A home or commercial building under construction can be an easy target for theft, particularly towards the end of the build when lots of valuable items arrive on site.

Detective Senior Sergeant Neville Jenkins, who heads the Christchurch Police Criminal Investigation Branch unit responsible for the investigation of burglaries, and who has been a victim of burglary himself, says the greatest inroads in reducing building site theft is through prevention.

“Builders need to be a lot more vigilant about security if they are to reduce the risk of being a target and protect their clients’ home or building,” Mr Jenkins says.

“If we were to drive around a new subdivision and look at the houses being built, a number would be insecure. I think builders are sometimes lax because they think insurance will cover anything that happens, but it’s not until a burglary occurs on their site that they realise the true impact on a victim and themselves.”

Builders’ vehicles and tools are another constant target, given tools are so easy to fence, he says.

“We’ve had cases where builders have left unlocked $40-50,000 vehicles full of tools in the driveway, or even out on the road.

“There are all sorts of ways builders can mark tools now, such as chips and invisible engraving, which can help police identify the owner if we recover stolen items.”

Canterbury Master Builders Association president Ivan Stanicich recently had first-hand experience of being burgled, after a house he was building for a family member was broken into. Among the stolen items were most of his tools.

“It was the first time this had happened to me in 20 years of business,” Stanicich says.

“I don’t usually leave my tools on site, so it was a hard lesson. I now have a better understanding of how a burglary makes people feel.”

He has had many conversations with builders who have been “ripped off”, and says while no one deserves it, some have been “bloody stupid” when it comes to site security.

“I think we definitely need to have more conversations about safety and security, and everybody needs to do a bit more to limit the excess money that is burned and wasted due to burglaries.”

Advice from NZ Police and Master Builders to protect your site, vehicles and tools:

• Ensure your building site is secured with safety fencing and suitable locks.

• All visitors to site should follow WorkSafe procedures and sign in, whether through technology such as an iPad, scanning via an App, or manually writing in a sign-in book.

• Arrange for appliances to be delivered as close to move-in day as possible, and install them the day they arrive. If this is not possible, store them out of sight.

• Once the appliances are unpacked, don’t throw the boxes and packaging onto the top of the skip.

• Record serial numbers of appliances, and write your company number on the back in invisible ink to identify them if they do get stolen.

• Provide contractors with contractors’ keys to enter the house during construction and not owners’ keys. The owners’ keys will reset the lock after handover.

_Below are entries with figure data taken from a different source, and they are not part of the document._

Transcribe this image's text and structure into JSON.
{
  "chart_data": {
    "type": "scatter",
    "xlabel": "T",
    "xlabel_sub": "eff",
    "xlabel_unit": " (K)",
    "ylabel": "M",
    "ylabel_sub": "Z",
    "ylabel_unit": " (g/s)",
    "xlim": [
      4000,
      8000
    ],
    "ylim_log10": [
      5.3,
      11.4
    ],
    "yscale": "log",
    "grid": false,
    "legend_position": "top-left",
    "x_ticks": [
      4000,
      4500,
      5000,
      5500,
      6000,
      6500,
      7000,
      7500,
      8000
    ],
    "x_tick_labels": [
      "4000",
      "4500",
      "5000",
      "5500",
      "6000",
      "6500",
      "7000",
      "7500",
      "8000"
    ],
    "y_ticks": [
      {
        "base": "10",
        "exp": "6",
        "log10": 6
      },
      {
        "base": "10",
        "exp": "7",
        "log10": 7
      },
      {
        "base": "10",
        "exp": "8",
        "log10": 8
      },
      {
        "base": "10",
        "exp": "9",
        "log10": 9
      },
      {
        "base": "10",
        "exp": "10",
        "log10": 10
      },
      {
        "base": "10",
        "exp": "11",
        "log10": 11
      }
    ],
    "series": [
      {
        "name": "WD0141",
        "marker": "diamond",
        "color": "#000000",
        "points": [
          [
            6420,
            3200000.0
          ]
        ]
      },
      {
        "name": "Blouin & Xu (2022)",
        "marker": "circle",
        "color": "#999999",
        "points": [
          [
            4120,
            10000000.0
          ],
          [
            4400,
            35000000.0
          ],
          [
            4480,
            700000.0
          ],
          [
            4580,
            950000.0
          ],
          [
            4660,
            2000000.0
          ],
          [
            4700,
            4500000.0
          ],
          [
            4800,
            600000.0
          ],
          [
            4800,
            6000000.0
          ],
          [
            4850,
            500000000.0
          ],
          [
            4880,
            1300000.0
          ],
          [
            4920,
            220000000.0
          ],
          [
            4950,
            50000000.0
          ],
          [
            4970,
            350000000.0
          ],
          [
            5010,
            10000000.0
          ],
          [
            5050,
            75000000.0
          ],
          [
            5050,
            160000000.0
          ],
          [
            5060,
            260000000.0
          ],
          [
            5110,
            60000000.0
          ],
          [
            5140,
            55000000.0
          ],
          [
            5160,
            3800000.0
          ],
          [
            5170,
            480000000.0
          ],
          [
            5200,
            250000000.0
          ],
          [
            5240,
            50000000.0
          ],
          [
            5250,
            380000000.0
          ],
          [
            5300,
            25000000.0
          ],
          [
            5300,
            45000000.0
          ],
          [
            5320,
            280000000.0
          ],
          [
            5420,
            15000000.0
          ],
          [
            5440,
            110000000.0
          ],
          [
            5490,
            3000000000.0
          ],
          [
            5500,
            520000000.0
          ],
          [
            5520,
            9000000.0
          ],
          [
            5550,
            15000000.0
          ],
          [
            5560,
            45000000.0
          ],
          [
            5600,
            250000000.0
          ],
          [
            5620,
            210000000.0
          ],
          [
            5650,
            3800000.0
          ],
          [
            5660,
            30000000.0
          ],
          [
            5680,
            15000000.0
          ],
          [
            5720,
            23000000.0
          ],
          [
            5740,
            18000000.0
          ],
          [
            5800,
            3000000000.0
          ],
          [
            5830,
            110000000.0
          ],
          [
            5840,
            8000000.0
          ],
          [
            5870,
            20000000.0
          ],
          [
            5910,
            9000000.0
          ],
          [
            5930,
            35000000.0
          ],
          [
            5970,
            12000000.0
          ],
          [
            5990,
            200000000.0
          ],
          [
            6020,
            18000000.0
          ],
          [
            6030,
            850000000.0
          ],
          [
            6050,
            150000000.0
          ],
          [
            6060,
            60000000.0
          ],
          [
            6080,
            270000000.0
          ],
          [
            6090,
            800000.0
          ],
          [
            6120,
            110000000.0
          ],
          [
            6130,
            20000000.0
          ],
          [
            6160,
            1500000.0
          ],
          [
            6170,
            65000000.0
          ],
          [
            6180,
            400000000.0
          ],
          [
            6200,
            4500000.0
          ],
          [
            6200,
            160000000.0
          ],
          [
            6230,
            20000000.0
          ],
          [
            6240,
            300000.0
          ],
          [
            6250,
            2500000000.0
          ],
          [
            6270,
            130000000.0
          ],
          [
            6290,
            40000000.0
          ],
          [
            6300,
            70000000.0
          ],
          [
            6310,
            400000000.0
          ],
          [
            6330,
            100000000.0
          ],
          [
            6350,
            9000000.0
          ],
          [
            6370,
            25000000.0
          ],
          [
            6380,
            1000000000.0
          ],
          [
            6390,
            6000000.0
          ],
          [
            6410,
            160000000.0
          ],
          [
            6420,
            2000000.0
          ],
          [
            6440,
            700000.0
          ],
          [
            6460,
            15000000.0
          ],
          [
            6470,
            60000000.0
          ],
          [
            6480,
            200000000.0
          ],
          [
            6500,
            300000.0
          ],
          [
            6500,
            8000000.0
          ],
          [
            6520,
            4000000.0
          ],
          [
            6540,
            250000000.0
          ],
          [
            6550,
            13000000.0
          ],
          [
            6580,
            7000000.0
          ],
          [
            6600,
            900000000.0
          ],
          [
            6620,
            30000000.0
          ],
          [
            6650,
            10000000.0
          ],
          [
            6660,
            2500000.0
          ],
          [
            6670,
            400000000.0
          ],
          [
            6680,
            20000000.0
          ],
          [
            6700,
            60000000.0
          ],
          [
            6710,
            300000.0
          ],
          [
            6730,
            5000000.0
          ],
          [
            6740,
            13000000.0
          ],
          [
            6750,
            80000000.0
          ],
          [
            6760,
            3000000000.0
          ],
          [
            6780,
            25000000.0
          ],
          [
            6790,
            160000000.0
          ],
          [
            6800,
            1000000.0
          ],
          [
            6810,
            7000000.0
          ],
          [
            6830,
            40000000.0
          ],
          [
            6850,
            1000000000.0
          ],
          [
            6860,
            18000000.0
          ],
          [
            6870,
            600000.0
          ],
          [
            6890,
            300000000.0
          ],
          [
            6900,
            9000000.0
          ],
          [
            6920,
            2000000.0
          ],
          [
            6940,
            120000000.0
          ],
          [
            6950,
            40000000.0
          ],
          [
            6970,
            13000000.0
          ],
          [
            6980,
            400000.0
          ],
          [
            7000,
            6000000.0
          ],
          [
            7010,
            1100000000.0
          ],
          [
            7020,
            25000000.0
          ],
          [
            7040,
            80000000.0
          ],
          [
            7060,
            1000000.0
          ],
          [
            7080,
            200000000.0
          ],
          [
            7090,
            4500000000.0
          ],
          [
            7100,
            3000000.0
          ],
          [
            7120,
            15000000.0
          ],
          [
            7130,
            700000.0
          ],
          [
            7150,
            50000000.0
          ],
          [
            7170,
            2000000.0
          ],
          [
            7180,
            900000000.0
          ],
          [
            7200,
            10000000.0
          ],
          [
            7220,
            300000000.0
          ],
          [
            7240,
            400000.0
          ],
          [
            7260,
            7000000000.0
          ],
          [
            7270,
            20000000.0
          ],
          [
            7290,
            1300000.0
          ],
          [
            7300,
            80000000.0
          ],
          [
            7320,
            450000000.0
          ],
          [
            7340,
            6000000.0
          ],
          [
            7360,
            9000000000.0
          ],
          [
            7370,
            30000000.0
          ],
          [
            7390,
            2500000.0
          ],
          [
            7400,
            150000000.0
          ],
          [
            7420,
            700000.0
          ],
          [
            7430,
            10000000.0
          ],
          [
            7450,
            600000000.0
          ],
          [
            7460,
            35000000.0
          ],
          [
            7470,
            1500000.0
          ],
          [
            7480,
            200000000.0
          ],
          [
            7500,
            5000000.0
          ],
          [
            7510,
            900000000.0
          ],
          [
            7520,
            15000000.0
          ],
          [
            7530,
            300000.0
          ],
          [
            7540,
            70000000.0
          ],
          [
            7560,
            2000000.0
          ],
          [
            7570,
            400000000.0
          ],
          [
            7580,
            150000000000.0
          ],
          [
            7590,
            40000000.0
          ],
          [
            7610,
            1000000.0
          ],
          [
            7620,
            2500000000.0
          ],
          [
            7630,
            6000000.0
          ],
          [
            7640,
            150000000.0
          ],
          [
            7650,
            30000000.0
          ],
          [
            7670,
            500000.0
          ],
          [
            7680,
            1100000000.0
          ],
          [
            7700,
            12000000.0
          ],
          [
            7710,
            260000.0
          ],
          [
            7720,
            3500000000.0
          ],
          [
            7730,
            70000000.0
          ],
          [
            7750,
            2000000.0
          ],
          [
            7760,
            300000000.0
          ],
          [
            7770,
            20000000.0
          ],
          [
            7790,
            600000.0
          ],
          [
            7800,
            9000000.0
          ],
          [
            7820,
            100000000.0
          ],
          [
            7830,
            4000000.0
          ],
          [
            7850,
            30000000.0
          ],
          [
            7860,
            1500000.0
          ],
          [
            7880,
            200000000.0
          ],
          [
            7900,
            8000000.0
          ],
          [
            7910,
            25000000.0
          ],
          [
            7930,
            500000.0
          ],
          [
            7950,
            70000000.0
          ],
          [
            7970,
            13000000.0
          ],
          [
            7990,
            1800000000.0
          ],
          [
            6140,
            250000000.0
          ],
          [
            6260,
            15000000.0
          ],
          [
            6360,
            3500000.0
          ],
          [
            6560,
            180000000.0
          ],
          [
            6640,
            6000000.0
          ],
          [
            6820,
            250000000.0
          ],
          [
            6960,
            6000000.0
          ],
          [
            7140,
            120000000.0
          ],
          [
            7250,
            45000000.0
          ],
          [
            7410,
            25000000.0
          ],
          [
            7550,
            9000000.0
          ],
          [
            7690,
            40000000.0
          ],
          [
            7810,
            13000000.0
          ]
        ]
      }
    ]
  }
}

Store the keys in a lockbox, and only provide the code to trusted contractors. Regularly change the lockbox code, and never use the same code for different jobs.

• Use an on-site camera as a deterrent. There are reasonably priced cameras available now that send alerts and pictures to your cellphone if there is movement on site after hours.

• Don’t park your vehicle on the road at night. If you can’t park your vehicle in the garage, at least back it right up to the garage door so the canopy can’t be opened. Alarm the canopy as a deterrent.

• Keep a register of your tools, and mark or engrave them. Spraying with orange dazzle isn’t enough.